Whether it is in the inpatient or outpatient setting, myofascial pain is a common problem that all physiatrists will eventually see in their medical career. The following study conducted by Wang et al. 2016 examined the impact of needle diameter on lumbar myofascial pain. Specifically, the researchers were looking to identify whether the diameter of a dry-needle had an effect on myofascial pain. The article was originally published in the American Journal of Physical Medicine and Rehabilitation. Through a web search, on the database PUBMED, the article was obtained to read.
This was a double-blinded study. Wang et al. 2016 separated 48 patients with a history of lumbar myofascial pain into one of three groups. Each group corresponded to a specific dry-needle diameter. The three groups examined were: 0.25 mm, 0.5mm, and 0.9mm.
The primary outcomes used were the visual analog score (VAS) and the short form health survey (SF-36). Patients rated their pain before treatment and three months after treatment. Secondary outcomes examined included: pain intensity after treatment and whether the patient would consider undergoing the same treatment again if needed.
The researchers determined that dry-needling as a practice improved patient’s pain scores over a three month period regardless of needle diameter. They also determined that the efficacy of the larger diameter needle (0.9mm) improved over the course of three months in comparison to the other two diameter sizes. Patient’s willingness to return for another treatment improved as time went on with the larger diameter needle.
In conclusion, dry-needling and the diameter of the needle both play an important role in the treatment of myofascial pain.

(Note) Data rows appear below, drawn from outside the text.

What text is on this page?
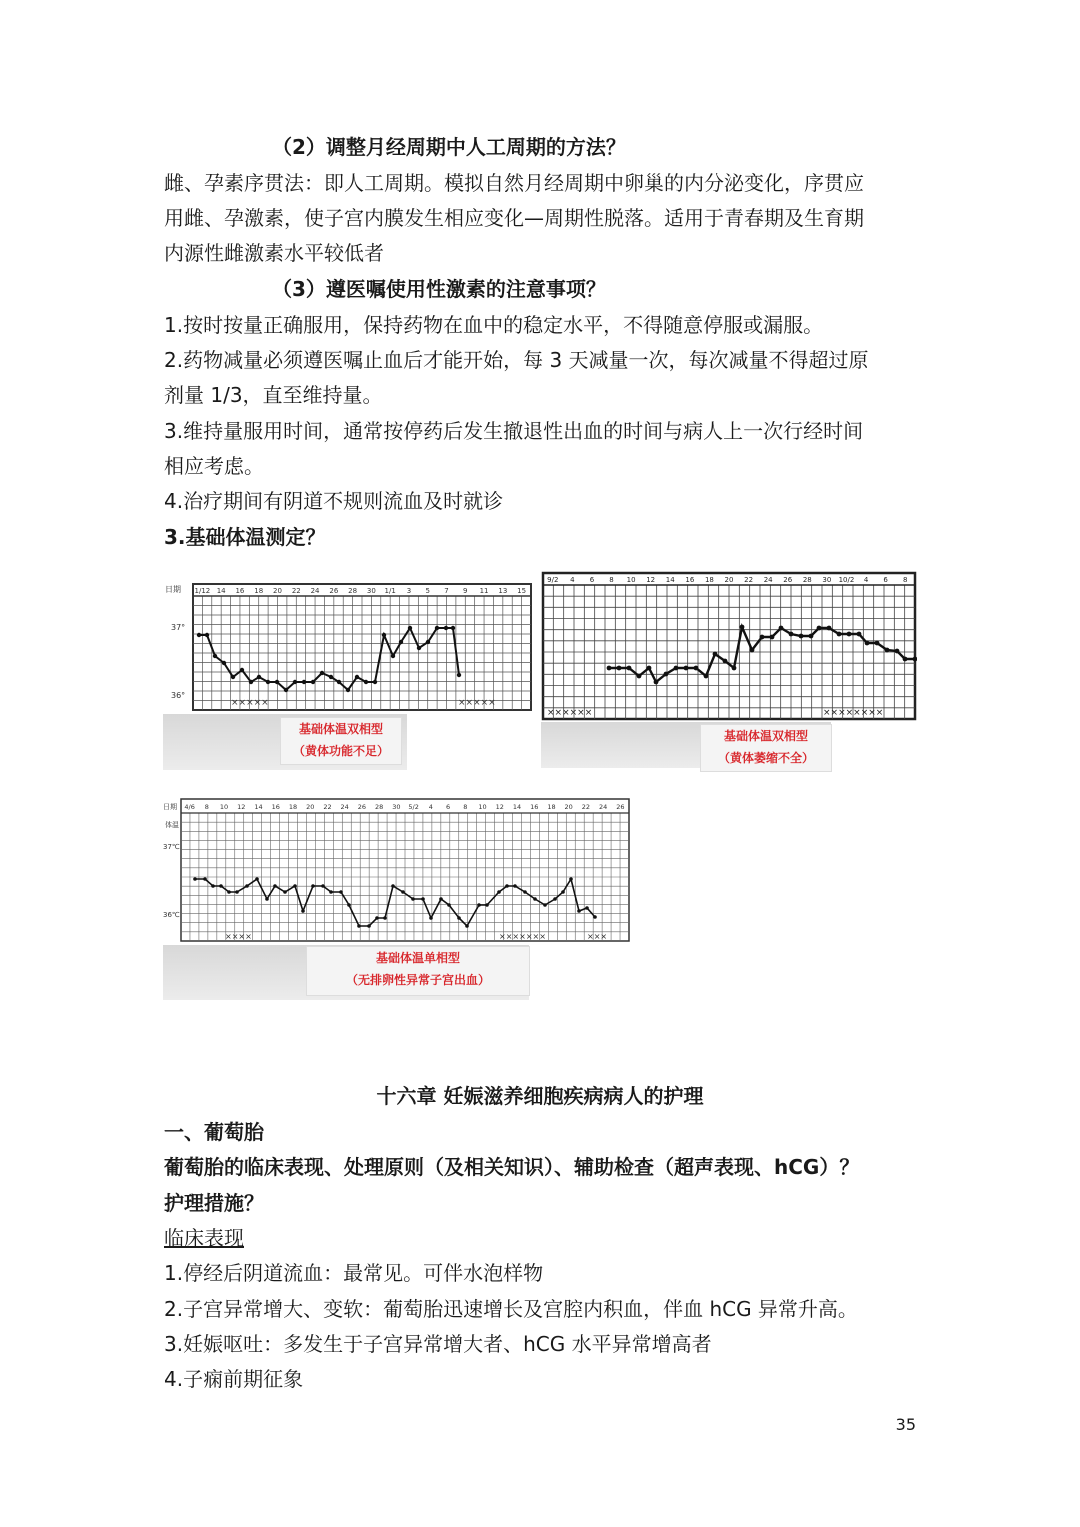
（2）调整月经周期中人工周期的方法？
雌、孕素序贯法：即人工周期。模拟自然月经周期中卵巢的内分泌变化，序贯应
用雌、孕激素，使子宫内膜发生相应变化—周期性脱落。适用于青春期及生育期
内源性雌激素水平较低者
（3）遵医嘱使用性激素的注意事项？
1.按时按量正确服用，保持药物在血中的稳定水平，不得随意停服或漏服。
2.药物减量必须遵医嘱止血后才能开始，每 3 天减量一次，每次减量不得超过原
剂量 1/3，直至维持量。
3.维持量服用时间，通常按停药后发生撤退性出血的时间与病人上一次行经时间
相应考虑。
4.治疗期间有阴道不规则流血及时就诊
3.基础体温测定？
日期
37°
36°
1/12 14 16 18 20 22 24 26 28 30 1/1 3 5 7 9 11 13 15
×××××	×××××
基础体温双相型
（黄体功能不足）
9/2 4 6 8 10 12 14 16 18 20 22 24 26 28 30 10/2 4 6 8
××××××	××××××××
基础体温双相型
（黄体萎缩不全）
日期
体温
37℃
36℃
4/6 8 10 12 14 16 18 20 22 24 26 28 30 5/2 4 6 8 10 12 14 16 18 20 22 24 26
××××	×××××××	×××
基础体温单相型
（无排卵性异常子宫出血）
十六章 妊娠滋养细胞疾病病人的护理
一、葡萄胎
葡萄胎的临床表现、处理原则（及相关知识）、辅助检查（超声表现、hCG）？
护理措施？
临床表现
1.停经后阴道流血：最常见。可伴水泡样物
2.子宫异常增大、变软：葡萄胎迅速增长及宫腔内积血，伴血 hCG 异常升高。
3.妊娠呕吐：多发生于子宫异常增大者、hCG 水平异常增高者
4.子痫前期征象
35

1) What is myofascial pain syndrome? How is it diagnosed?
2) What is dry needling therapy? Can you think of any other forms of alternative medicine that have been used to treat myofascial pain?
3) What is the difference between a tender point and a trigger point? Could dry needling also be used as a treatment modality for tender points?
4) Do you think the diameter of the needle could play a role in other treatment modalities (trigger points, nerve blocks, etc.) for chronic pain?
5) Do you think the VAS score is an accurate way to measure pain? Do you think another scale could be used or designed to better measure a patient’s pain level?
6) How can this study be used to further improve treatment for myofascial pain?
7) What type of future research could be designed based on this new study?
8) With this new information, how will you incorporate this information into your own medical practice?